The safety significance of the event is considered to be low, based on the operating crew successfully completing the abnormal operating procedure for a reactor scram, including manual run back of the recirculation pumps and restarting a reactor feed pump. Therefore, the health and safety of the public was not affected by the event.

A risk assessment performed by the Monticello Probabilistic Risk Assessment (PRA) Group concluded that this event is of low safety significance. This conclusion was based on the following considerations:

1'. The Monticello PRA model includes an initiating event for MSIV closure. The event that initiated this unplanned shutdown (bumping an instrument that caused a Group I isolation, MSIV closure, and reactor scram) would be grouped into the MSIV closure initiating event.

Recent operating history, including this event, is well within the bounds of the initiating event frequency used in the PRA model.

2. A review of the event also reveals that there were no equipment failures that resulted in the unavailability of systems modeled in the Monticello PRA. The feedwater pumps tripped, and one was restarted, just as is assumed in the PRA model for MSIV closure events. Therefore the event had negligible risk impact with regard to equipment reliability.

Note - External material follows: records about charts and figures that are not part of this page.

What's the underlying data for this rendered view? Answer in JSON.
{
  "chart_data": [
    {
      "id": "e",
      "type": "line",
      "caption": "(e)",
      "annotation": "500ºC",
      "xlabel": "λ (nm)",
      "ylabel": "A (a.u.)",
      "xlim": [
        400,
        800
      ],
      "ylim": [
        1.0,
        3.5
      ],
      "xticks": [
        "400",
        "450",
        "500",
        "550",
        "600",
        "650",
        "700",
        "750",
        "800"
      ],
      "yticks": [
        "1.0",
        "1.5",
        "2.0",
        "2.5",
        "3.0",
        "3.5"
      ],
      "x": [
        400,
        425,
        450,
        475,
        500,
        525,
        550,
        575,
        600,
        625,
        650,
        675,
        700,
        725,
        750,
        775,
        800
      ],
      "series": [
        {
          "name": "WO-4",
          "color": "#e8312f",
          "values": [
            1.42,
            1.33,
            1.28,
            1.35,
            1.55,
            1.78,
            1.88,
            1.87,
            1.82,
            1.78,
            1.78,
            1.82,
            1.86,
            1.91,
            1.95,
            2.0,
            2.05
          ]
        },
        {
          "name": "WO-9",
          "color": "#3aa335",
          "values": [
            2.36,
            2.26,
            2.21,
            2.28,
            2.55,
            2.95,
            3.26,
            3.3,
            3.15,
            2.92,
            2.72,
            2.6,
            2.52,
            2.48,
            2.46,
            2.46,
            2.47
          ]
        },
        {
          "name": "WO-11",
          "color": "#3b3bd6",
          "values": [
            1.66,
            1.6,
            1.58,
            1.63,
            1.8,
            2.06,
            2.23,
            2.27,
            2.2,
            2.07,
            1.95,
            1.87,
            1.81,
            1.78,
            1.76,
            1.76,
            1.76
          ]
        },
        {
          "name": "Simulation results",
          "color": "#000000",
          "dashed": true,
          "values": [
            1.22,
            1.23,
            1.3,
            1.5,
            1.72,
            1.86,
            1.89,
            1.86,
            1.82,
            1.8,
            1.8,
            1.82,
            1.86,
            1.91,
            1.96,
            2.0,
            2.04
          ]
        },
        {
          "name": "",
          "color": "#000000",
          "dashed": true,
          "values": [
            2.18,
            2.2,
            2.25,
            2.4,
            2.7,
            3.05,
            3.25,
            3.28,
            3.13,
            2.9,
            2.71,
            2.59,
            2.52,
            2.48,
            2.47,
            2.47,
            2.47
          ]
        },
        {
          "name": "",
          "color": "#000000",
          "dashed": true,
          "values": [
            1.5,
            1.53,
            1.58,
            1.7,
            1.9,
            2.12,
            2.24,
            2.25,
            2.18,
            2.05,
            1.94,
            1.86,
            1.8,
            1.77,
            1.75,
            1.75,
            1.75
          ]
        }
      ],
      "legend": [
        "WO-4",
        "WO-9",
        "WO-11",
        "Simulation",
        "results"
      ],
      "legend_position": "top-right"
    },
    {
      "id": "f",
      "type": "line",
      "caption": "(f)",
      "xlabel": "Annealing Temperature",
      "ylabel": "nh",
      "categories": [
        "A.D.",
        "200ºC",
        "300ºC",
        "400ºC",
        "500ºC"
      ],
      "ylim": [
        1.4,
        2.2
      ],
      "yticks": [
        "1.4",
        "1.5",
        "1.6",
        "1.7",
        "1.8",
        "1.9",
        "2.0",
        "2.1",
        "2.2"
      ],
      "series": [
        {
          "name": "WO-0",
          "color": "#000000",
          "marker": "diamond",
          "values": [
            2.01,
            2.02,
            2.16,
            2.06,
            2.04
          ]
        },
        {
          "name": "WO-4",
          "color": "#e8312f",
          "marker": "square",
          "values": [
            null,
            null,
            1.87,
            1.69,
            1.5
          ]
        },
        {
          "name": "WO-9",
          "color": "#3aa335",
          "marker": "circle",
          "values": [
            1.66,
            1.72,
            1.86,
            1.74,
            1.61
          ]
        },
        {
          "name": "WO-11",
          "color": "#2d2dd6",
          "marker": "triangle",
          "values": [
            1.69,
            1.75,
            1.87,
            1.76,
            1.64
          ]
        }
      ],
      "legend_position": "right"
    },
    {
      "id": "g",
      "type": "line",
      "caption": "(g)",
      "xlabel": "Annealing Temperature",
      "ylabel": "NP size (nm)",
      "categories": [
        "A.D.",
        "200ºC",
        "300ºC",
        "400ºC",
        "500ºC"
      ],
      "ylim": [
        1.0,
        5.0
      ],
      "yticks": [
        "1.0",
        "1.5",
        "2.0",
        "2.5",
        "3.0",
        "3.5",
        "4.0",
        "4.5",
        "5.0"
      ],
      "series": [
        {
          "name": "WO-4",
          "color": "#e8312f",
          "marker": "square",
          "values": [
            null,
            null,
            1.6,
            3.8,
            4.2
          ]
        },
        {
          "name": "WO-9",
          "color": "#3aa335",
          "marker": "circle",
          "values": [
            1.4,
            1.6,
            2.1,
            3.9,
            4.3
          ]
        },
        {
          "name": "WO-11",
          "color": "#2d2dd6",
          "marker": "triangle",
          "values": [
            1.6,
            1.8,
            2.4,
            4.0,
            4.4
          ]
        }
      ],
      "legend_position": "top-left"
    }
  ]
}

3. A quantitative assessment of the event was performed to confirm that the event had little impact on safety. This assessment was performed by calculating the probability of core damage, given that the event occurred. The result of this assessment is that the event was found to be of low safety significance.

Corrective Actions

Cause 1: Inadequate work practices. The worker was counseled by Site management, including the Site Vice President, regarding the need to perform work activities in a deliberate controlled manner with due consideration of the risk of actions taken.

Cause 2: Work Environment. An action was assigned to provide a physical barrier and signs requiring Shift Supervisor authorization to enter the work area behind the C-126 instrument rack. The C-126 instrument rack is unique in that normal access behind the rack is necessary for routine work activities.

Failed Component Identification Advanced Process Automation and Control System (APACS), manufactured by Moore Products Company for the DFCS.

Previous Similar Events

None within approximately ten years.

Past Corrective Action Analysis A reactor scram related to physical agitation of equipment has not occurred in over ten years.

Corrective actions resulting from four scrams from 1987 to 1990 were effective for a significant time period. The circumstances of this event were different from the previous scrams in that the worker was aware of the sensitivity of the critical instruments, and was utilizing what he considered appropriate care for the work being performed.

The work environment issue for this specific instrument panel has not been addressed to the extent it will be now. Although the area had warning signs for sensitivity, the signage will be improved, and the area will have more restrictive controls for the performance of work.

An action will be pursued to evaluate the effectiveness of previous actions to prevent instrument perturbations.